11/02/05
In the end, it was the cold, unforgiving numbers that helped
whack the fortunes of Joseph Massino, the last of the big New York crime bosses
to be sent to the pen. For years, the leader of the Bonnano family kept a tight
leash on his captains—and his own profile—as his fellow Mafia Dons
were famously carted off to prison.
Massino became the official boss of the Bonnano family in 1992 after the
death of boss Rusty Rastelli a year earlier. Massino was fresh from a prison
stint and quietly rebuilt the Bonnano family from the ashes of an embarrassing
trial that had caused the family’s eviction from Mafia circles. Massino
restored the Bonnano family through muscle, a web of criminal schemes, and
a strict adherence to “omerta,” the Mafia code of silence. He was
considered by many in the law enforcement community to be untouchable.
That loyalty helped create a dangerous and powerful enterprise that traded
heavily in gambling, extortion, loansharking and money-laundering. Massino
and his associates were also tied to several murders, including the slayings
of fellow mobsters who betrayed the family.
But Massino’s “omerta” code would slowly disintegrate as
FBI investigators pieced together a case against the crime family using an
innovative blend of traditional shoe-leather surveillance and forensic accounting.
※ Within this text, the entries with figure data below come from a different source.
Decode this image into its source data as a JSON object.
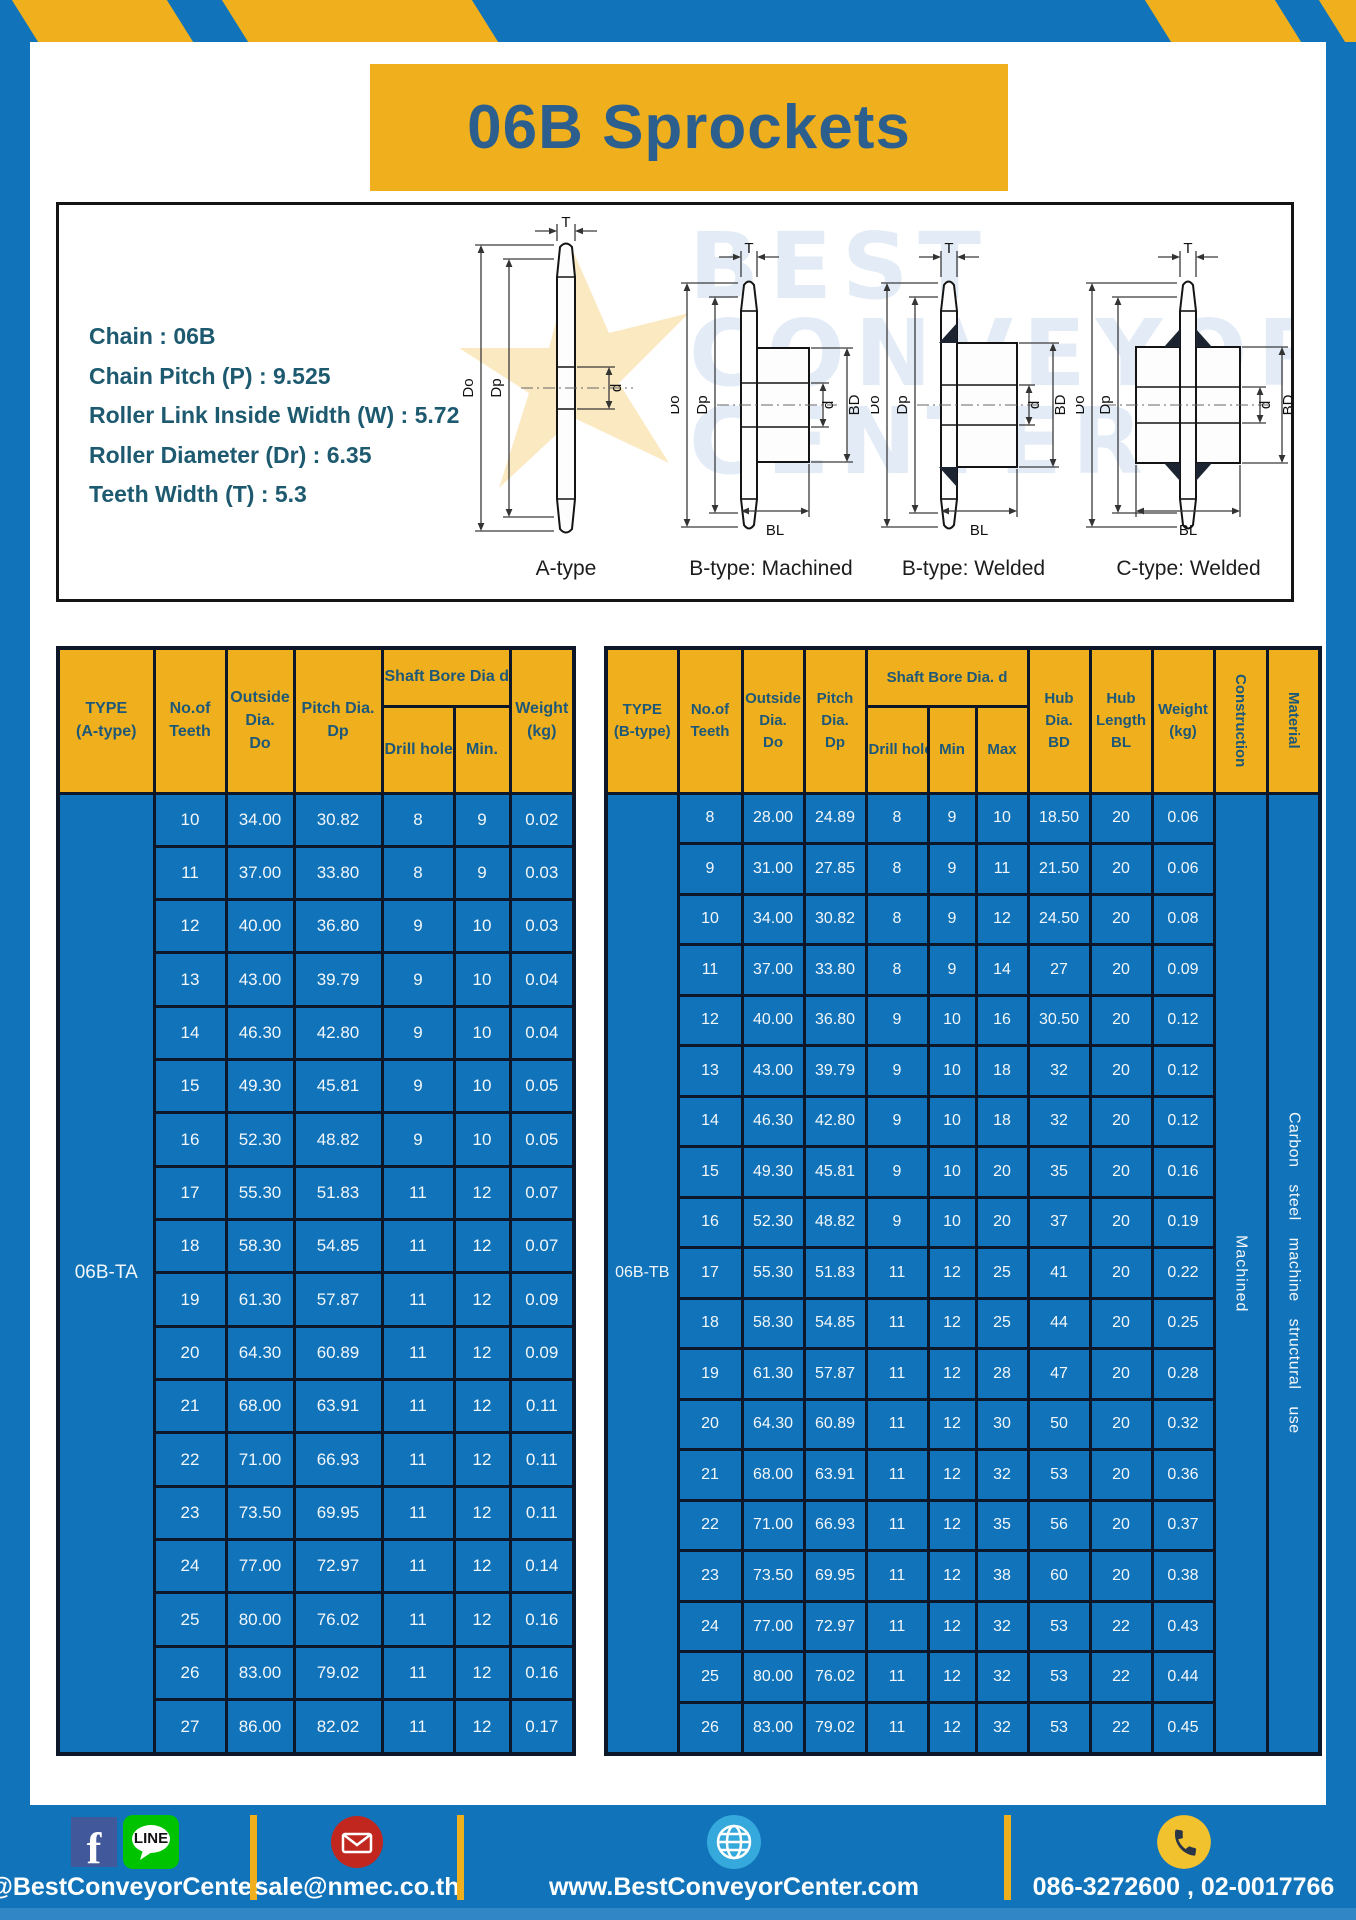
{
  "header": {
    "title": "06B Sprockets"
  },
  "specs": {
    "sep": " : ",
    "items": [
      {
        "label": "Chain",
        "value": "06B"
      },
      {
        "label": "Chain Pitch (P)",
        "value": "9.525"
      },
      {
        "label": "Roller Link Inside Width (W)",
        "value": "5.72"
      },
      {
        "label": "Roller Diameter (Dr)",
        "value": "6.35"
      },
      {
        "label": "Teeth Width (T)",
        "value": "5.3"
      }
    ]
  },
  "dims": {
    "T": "T",
    "Do": "Do",
    "Dp": "Dp",
    "d": "d",
    "BD": "BD",
    "BL": "BL"
  },
  "diagrams": [
    {
      "caption": "A-type"
    },
    {
      "caption": "B-type: Machined"
    },
    {
      "caption": "B-type: Welded"
    },
    {
      "caption": "C-type: Welded"
    }
  ],
  "watermark": {
    "lines": [
      "BEST",
      "CONVEYOR",
      "CENTER"
    ]
  },
  "table_a": {
    "type_label": "06B-TA",
    "headers": {
      "type": [
        "TYPE",
        "(A-type)"
      ],
      "teeth": [
        "No.of",
        "Teeth"
      ],
      "outside": [
        "Outside",
        "Dia.",
        "Do"
      ],
      "pitch": [
        "Pitch Dia.",
        "Dp"
      ],
      "bore_group": "Shaft Bore Dia d",
      "drill": "Drill hole",
      "min": "Min.",
      "weight": [
        "Weight",
        "(kg)"
      ]
    },
    "rows": [
      [
        "10",
        "34.00",
        "30.82",
        "8",
        "9",
        "0.02"
      ],
      [
        "11",
        "37.00",
        "33.80",
        "8",
        "9",
        "0.03"
      ],
      [
        "12",
        "40.00",
        "36.80",
        "9",
        "10",
        "0.03"
      ],
      [
        "13",
        "43.00",
        "39.79",
        "9",
        "10",
        "0.04"
      ],
      [
        "14",
        "46.30",
        "42.80",
        "9",
        "10",
        "0.04"
      ],
      [
        "15",
        "49.30",
        "45.81",
        "9",
        "10",
        "0.05"
      ],
      [
        "16",
        "52.30",
        "48.82",
        "9",
        "10",
        "0.05"
      ],
      [
        "17",
        "55.30",
        "51.83",
        "11",
        "12",
        "0.07"
      ],
      [
        "18",
        "58.30",
        "54.85",
        "11",
        "12",
        "0.07"
      ],
      [
        "19",
        "61.30",
        "57.87",
        "11",
        "12",
        "0.09"
      ],
      [
        "20",
        "64.30",
        "60.89",
        "11",
        "12",
        "0.09"
      ],
      [
        "21",
        "68.00",
        "63.91",
        "11",
        "12",
        "0.11"
      ],
      [
        "22",
        "71.00",
        "66.93",
        "11",
        "12",
        "0.11"
      ],
      [
        "23",
        "73.50",
        "69.95",
        "11",
        "12",
        "0.11"
      ],
      [
        "24",
        "77.00",
        "72.97",
        "11",
        "12",
        "0.14"
      ],
      [
        "25",
        "80.00",
        "76.02",
        "11",
        "12",
        "0.16"
      ],
      [
        "26",
        "83.00",
        "79.02",
        "11",
        "12",
        "0.16"
      ],
      [
        "27",
        "86.00",
        "82.02",
        "11",
        "12",
        "0.17"
      ]
    ]
  },
  "table_b": {
    "type_label": "06B-TB",
    "construction": "Machined",
    "material": "Carbon steel machine structural use",
    "headers": {
      "type": [
        "TYPE",
        "(B-type)"
      ],
      "teeth": [
        "No.of",
        "Teeth"
      ],
      "outside": [
        "Outside",
        "Dia.",
        "Do"
      ],
      "pitch": [
        "Pitch",
        "Dia.",
        "Dp"
      ],
      "bore_group": "Shaft Bore Dia. d",
      "drill": "Drill hole",
      "min": "Min",
      "max": "Max",
      "hub_dia": [
        "Hub",
        "Dia.",
        "BD"
      ],
      "hub_len": [
        "Hub",
        "Length",
        "BL"
      ],
      "weight": [
        "Weight",
        "(kg)"
      ],
      "construction": "Construction",
      "material": "Material"
    },
    "rows": [
      [
        "8",
        "28.00",
        "24.89",
        "8",
        "9",
        "10",
        "18.50",
        "20",
        "0.06"
      ],
      [
        "9",
        "31.00",
        "27.85",
        "8",
        "9",
        "11",
        "21.50",
        "20",
        "0.06"
      ],
      [
        "10",
        "34.00",
        "30.82",
        "8",
        "9",
        "12",
        "24.50",
        "20",
        "0.08"
      ],
      [
        "11",
        "37.00",
        "33.80",
        "8",
        "9",
        "14",
        "27",
        "20",
        "0.09"
      ],
      [
        "12",
        "40.00",
        "36.80",
        "9",
        "10",
        "16",
        "30.50",
        "20",
        "0.12"
      ],
      [
        "13",
        "43.00",
        "39.79",
        "9",
        "10",
        "18",
        "32",
        "20",
        "0.12"
      ],
      [
        "14",
        "46.30",
        "42.80",
        "9",
        "10",
        "18",
        "32",
        "20",
        "0.12"
      ],
      [
        "15",
        "49.30",
        "45.81",
        "9",
        "10",
        "20",
        "35",
        "20",
        "0.16"
      ],
      [
        "16",
        "52.30",
        "48.82",
        "9",
        "10",
        "20",
        "37",
        "20",
        "0.19"
      ],
      [
        "17",
        "55.30",
        "51.83",
        "11",
        "12",
        "25",
        "41",
        "20",
        "0.22"
      ],
      [
        "18",
        "58.30",
        "54.85",
        "11",
        "12",
        "25",
        "44",
        "20",
        "0.25"
      ],
      [
        "19",
        "61.30",
        "57.87",
        "11",
        "12",
        "28",
        "47",
        "20",
        "0.28"
      ],
      [
        "20",
        "64.30",
        "60.89",
        "11",
        "12",
        "30",
        "50",
        "20",
        "0.32"
      ],
      [
        "21",
        "68.00",
        "63.91",
        "11",
        "12",
        "32",
        "53",
        "20",
        "0.36"
      ],
      [
        "22",
        "71.00",
        "66.93",
        "11",
        "12",
        "35",
        "56",
        "20",
        "0.37"
      ],
      [
        "23",
        "73.50",
        "69.95",
        "11",
        "12",
        "38",
        "60",
        "20",
        "0.38"
      ],
      [
        "24",
        "77.00",
        "72.97",
        "11",
        "12",
        "32",
        "53",
        "22",
        "0.43"
      ],
      [
        "25",
        "80.00",
        "76.02",
        "11",
        "12",
        "32",
        "53",
        "22",
        "0.44"
      ],
      [
        "26",
        "83.00",
        "79.02",
        "11",
        "12",
        "32",
        "53",
        "22",
        "0.45"
      ]
    ]
  },
  "footer": {
    "fb_glyph": "f",
    "line_badge": "LINE",
    "sections": [
      {
        "label": "@BestConveyorCenter"
      },
      {
        "label": "sale@nmec.co.th"
      },
      {
        "label": "www.BestConveyorCenter.com"
      },
      {
        "label": "086-3272600 , 02-0017766"
      }
    ]
  },
  "colors": {
    "frame_blue": "#1173b9",
    "accent_yellow": "#f0b01d",
    "header_text": "#1e5878",
    "title_text": "#2c5f8e",
    "border_dark": "#0c1829",
    "facebook_blue": "#41599b",
    "line_green": "#00c300",
    "mail_red": "#c1271e",
    "globe_blue": "#35a8dc",
    "phone_yellow": "#f2c12e"
  }
}
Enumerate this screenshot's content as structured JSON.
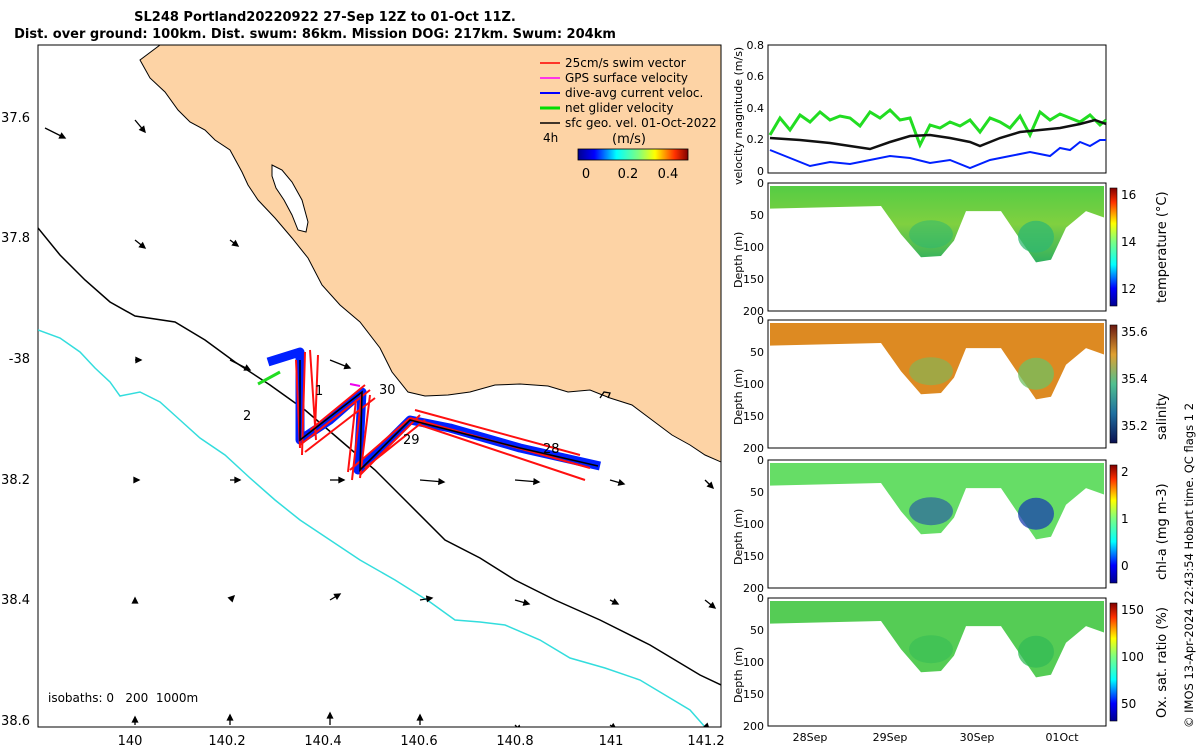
{
  "title": {
    "line1": "SL248 Portland20220922 27-Sep 12Z to 01-Oct 11Z.",
    "line2": "Dist. over ground: 100km. Dist. swum: 86km. Mission DOG: 217km. Swum: 204km"
  },
  "map": {
    "lon_ticks": [
      "140",
      "140.2",
      "140.4",
      "140.6",
      "140.8",
      "141",
      "141.2"
    ],
    "lat_ticks": [
      "37.6",
      "37.8",
      "-38",
      "38.2",
      "38.4",
      "38.6"
    ],
    "legend": [
      {
        "label": "25cm/s swim vector",
        "color": "#ff0000"
      },
      {
        "label": "GPS surface velocity",
        "color": "#ff00ff"
      },
      {
        "label": "dive-avg current veloc.",
        "color": "#0000ff"
      },
      {
        "label": "net glider velocity",
        "color": "#00dd00"
      },
      {
        "label": "sfc geo. vel. 01-Oct-2022",
        "color": "#000000"
      }
    ],
    "scale_label": "4h",
    "colorbar_unit": "(m/s)",
    "colorbar_ticks": [
      "0",
      "0.2",
      "0.4"
    ],
    "track_labels": [
      "30",
      "29",
      "28",
      "2",
      "1"
    ],
    "isobaths_label": "isobaths: 0   200  1000m",
    "land_color": "#fdd3a5",
    "coast_color": "#000000",
    "isobath_1000_color": "#33dddd"
  },
  "panels": {
    "velocity": {
      "ylabel": "velocity magnitude (m/s)",
      "yticks": [
        "0",
        "0.2",
        "0.4",
        "0.6",
        "0.8"
      ]
    },
    "temperature": {
      "ylabel": "Depth (m)",
      "cblabel": "temperature (°C)",
      "cbticks": [
        "12",
        "14",
        "16"
      ]
    },
    "salinity": {
      "ylabel": "Depth (m)",
      "cblabel": "salinity",
      "cbticks": [
        "35.2",
        "35.4",
        "35.6"
      ]
    },
    "chla": {
      "ylabel": "Depth (m)",
      "cblabel": "chl-a (mg m-3)",
      "cbticks": [
        "0",
        "1",
        "2"
      ]
    },
    "oxygen": {
      "ylabel": "Depth (m)",
      "cblabel": "Ox. sat. ratio (%)",
      "cbticks": [
        "50",
        "100",
        "150"
      ]
    },
    "depth_ticks": [
      "0",
      "50",
      "100",
      "150",
      "200"
    ],
    "time_ticks": [
      "28Sep",
      "29Sep",
      "30Sep",
      "01Oct"
    ]
  },
  "side_text": "© IMOS 13-Apr-2024 22:43:54 Hobart time. QC flags 1  2"
}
Two special agents, Jeffrey Sallet and Kimberly McCaffrey, both accountants
before joining the Bureau, engineered the plan. They employed a “building
block approach” using subpoenaed financial records to help pin lower
level Bonnano associates to crimes. Facing hard evidence and hard time, the
associates—mob bosses, bankers—agreed to cooperate. Up the chain
it went. Every step of the way, Sallet and McCaffrey corroborated mobsters’ admissions
with seized financial documents. Their plan turned up information and targets
that might have been missed by traditional investigative methods.
Faced with mountains of evidence, one of Massino’s trusted captains
eventually turned on his boss, leading to Massino’s arrest in 2003. Massino
was convicted last summer for murder conspiracy, racketeering, and extortion,
to name a few charges. He was sentenced in June to life in prison.
For more than 70 years, the Bonnano family had stood alone as the only New
York organized crime family in which no inducted member had cooperated with
authorities. In the end, even Massino agreed to cooperate with investigators.
Roslynn Mauskopf, U.S. Attorney for the Eastern District of New York, whose
office prosecuted the cases, said the indictments “represent the broadest
and deepest prosecution ever of a New York City-based organized crime family.”